Souweine (pronounced Swayne), who has been a bugler for military funerals since he was nine years old, began learning to play trumpet and became the youngest member of BAA.
“Serving with Buglers Across America is a real honor,” says Souweine. “We provide live playing of taps, free of charge, for military funerals, so that vets have the honor they deserve. I’ve seen how moved the family is – taps is haunting music in memory of those who put their lives on the line.”
Military service runs in Souweine’s family. His mother works at the Massachusetts National Cemetery in Bourne. His father, both grandfathers and an uncle have been in uniform.
Playing 10 to 20 services each weekend can be physically tiring and climatically challenging – rain, snow, temperatures cold enough to freeze lips to the horn – but is always emotionally uplifting, he says.
On campus, Souweine plays in three groups: concert band, marching band and studio jazz. Ensembles require time and commitment, while each offers its own rewards.
“My primary training is in jazz, but I also love marching band,” he says. “It’s like a giant family and what we do with all the moves is fantastic, it’s making art.”
Souweine is glad he chose a university setting over a conservatory education.
“The university is more rounded,” he says. “You meet people who are not musicians, so you’re not competing constantly. I have friends in history or English. It’s more of a community, where we all have UMass Lowell in common. And for musicians, UMass Lowell is a great place with its programs in sound recording technology, music business and music education. We’re trained so well here, it’s an amazing school.”

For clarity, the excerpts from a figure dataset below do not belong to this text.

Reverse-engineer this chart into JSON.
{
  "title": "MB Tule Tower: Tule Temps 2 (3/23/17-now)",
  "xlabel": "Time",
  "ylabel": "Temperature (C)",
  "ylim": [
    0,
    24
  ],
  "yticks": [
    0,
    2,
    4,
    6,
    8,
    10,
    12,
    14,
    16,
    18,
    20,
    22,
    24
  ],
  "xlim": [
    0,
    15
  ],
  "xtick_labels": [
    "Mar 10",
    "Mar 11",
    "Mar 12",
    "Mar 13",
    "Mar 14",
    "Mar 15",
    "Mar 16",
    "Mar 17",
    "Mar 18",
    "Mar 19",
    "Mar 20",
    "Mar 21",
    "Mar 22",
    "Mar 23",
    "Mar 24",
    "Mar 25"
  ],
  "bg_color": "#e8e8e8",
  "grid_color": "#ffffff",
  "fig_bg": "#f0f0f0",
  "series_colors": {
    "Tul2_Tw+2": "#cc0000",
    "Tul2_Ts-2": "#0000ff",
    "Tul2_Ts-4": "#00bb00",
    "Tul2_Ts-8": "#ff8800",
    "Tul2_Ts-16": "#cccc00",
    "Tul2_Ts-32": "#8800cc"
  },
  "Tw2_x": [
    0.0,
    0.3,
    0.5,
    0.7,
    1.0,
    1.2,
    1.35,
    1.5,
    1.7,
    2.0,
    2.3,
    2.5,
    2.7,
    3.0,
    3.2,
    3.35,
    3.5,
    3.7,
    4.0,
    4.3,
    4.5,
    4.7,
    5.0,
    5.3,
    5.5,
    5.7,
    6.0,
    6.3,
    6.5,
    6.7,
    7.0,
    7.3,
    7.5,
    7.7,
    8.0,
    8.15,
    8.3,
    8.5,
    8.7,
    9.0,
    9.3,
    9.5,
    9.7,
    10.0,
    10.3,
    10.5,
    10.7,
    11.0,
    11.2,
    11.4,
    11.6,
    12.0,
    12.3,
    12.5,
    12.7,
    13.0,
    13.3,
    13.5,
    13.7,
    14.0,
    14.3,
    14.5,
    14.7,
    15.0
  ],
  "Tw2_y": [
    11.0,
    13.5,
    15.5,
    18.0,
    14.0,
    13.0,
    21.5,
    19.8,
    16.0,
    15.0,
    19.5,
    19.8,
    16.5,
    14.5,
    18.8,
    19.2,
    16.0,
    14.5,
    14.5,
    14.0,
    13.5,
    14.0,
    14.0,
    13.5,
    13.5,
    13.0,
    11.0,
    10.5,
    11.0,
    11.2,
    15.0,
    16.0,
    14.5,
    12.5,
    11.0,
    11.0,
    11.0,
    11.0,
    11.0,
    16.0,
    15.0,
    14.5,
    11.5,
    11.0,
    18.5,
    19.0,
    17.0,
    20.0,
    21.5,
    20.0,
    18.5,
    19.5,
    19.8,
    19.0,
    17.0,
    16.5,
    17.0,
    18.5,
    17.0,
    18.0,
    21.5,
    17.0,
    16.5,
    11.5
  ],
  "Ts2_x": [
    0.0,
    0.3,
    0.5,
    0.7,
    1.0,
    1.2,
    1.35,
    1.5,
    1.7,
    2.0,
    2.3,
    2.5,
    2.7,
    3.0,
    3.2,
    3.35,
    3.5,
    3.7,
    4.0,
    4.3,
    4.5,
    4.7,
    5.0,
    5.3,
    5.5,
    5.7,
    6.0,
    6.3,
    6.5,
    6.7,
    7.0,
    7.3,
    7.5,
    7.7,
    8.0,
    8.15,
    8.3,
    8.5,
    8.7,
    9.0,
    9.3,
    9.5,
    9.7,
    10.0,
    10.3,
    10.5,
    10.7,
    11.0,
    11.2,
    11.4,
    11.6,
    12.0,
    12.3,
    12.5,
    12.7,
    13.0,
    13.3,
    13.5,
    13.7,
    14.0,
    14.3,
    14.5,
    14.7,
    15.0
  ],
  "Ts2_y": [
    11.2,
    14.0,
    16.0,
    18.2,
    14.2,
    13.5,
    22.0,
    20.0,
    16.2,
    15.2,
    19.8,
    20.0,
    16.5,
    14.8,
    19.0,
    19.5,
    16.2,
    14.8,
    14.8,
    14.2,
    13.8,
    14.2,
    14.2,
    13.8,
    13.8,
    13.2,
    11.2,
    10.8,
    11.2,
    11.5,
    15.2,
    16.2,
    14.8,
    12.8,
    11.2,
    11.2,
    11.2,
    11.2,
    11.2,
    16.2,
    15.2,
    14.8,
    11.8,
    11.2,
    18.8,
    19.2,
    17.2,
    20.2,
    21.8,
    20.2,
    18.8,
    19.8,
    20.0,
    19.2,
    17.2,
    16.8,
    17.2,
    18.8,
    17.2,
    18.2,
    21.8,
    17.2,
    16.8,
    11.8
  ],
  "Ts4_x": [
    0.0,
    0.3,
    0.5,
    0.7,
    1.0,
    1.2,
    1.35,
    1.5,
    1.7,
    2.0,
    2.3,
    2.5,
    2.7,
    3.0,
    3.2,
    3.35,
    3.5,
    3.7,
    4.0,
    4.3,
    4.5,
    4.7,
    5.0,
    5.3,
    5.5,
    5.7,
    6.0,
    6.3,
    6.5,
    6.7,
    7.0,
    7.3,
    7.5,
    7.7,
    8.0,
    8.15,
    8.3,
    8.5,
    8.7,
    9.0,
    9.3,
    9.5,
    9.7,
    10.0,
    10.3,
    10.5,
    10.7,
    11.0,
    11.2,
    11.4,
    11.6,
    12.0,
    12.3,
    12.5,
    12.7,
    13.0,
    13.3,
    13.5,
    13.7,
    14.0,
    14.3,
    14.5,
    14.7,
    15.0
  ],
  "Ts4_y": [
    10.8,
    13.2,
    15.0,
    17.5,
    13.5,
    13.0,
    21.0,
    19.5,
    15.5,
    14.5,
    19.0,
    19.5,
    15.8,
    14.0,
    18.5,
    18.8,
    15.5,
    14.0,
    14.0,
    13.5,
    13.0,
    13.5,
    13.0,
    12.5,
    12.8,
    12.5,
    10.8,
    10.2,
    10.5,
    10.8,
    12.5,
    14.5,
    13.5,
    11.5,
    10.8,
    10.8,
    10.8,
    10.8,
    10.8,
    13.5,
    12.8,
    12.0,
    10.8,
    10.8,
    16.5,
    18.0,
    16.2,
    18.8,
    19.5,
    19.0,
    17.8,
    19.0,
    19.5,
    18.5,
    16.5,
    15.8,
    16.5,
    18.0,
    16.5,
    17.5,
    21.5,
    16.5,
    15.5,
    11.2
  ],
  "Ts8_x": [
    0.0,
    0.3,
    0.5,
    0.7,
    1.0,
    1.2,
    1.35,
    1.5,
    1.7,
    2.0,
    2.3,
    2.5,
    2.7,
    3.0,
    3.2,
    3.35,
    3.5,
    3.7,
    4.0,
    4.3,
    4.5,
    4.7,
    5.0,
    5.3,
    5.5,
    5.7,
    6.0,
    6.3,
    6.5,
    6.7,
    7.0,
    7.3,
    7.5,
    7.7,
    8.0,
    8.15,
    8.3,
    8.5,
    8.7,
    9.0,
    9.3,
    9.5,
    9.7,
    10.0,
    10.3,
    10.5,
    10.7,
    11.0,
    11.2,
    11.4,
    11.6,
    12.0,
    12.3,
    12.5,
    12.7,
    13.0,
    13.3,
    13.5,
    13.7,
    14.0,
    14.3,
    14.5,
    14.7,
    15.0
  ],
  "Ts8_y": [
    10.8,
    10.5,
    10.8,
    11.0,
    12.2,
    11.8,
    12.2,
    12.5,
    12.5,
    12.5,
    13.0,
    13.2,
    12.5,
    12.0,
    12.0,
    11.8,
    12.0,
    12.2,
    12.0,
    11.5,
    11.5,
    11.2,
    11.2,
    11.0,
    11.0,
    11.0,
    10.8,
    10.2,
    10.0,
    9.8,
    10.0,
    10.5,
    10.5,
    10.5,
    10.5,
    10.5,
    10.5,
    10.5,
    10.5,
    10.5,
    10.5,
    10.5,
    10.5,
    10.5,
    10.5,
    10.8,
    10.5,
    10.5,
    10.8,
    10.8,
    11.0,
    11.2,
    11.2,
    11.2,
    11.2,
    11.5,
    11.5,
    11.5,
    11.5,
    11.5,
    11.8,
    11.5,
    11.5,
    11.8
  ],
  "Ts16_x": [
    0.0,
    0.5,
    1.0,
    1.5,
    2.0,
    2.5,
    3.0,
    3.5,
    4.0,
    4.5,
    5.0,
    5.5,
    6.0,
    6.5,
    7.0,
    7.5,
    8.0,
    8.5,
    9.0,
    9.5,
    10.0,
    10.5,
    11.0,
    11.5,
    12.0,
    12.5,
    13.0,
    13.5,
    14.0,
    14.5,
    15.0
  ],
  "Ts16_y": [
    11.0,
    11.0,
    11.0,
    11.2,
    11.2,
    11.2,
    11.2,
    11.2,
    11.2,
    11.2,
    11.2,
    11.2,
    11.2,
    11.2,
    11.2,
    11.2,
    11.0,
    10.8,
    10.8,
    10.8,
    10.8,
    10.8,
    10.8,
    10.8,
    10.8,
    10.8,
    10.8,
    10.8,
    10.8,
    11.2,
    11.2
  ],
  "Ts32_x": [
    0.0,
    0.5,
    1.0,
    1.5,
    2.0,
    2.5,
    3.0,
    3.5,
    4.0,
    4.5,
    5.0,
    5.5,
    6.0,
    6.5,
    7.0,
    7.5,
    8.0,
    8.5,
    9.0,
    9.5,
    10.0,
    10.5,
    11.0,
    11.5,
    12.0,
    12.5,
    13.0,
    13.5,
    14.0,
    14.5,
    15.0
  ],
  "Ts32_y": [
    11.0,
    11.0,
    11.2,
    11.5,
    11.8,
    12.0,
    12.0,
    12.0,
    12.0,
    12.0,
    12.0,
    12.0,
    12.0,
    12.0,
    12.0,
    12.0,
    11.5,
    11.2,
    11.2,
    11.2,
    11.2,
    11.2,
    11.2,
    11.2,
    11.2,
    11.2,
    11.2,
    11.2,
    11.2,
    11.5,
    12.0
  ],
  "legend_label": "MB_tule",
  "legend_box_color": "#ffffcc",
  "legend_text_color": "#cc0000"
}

In summer 2012, Souweine was an orientation leader, a great way to “learn about the University and about myself,” he says. “I met so many incoming students, all with their own individual personalities and the full range of emotions, from nerves to excitement. I helped show them around the campus, letting them know there is nothing to be afraid of here.”
Souweine also has taught trumpet for many years and enjoys “seeing the sparkle” when a student learns something new.
“As a musician, as a human being, you should not keep knowledge to yourself,” he says. “We should always be giving it away, letting others build their own talent.”
Souweine’s advice to students considering UMass Lowell for college?
“Give it a shot,” he says. “Join us.”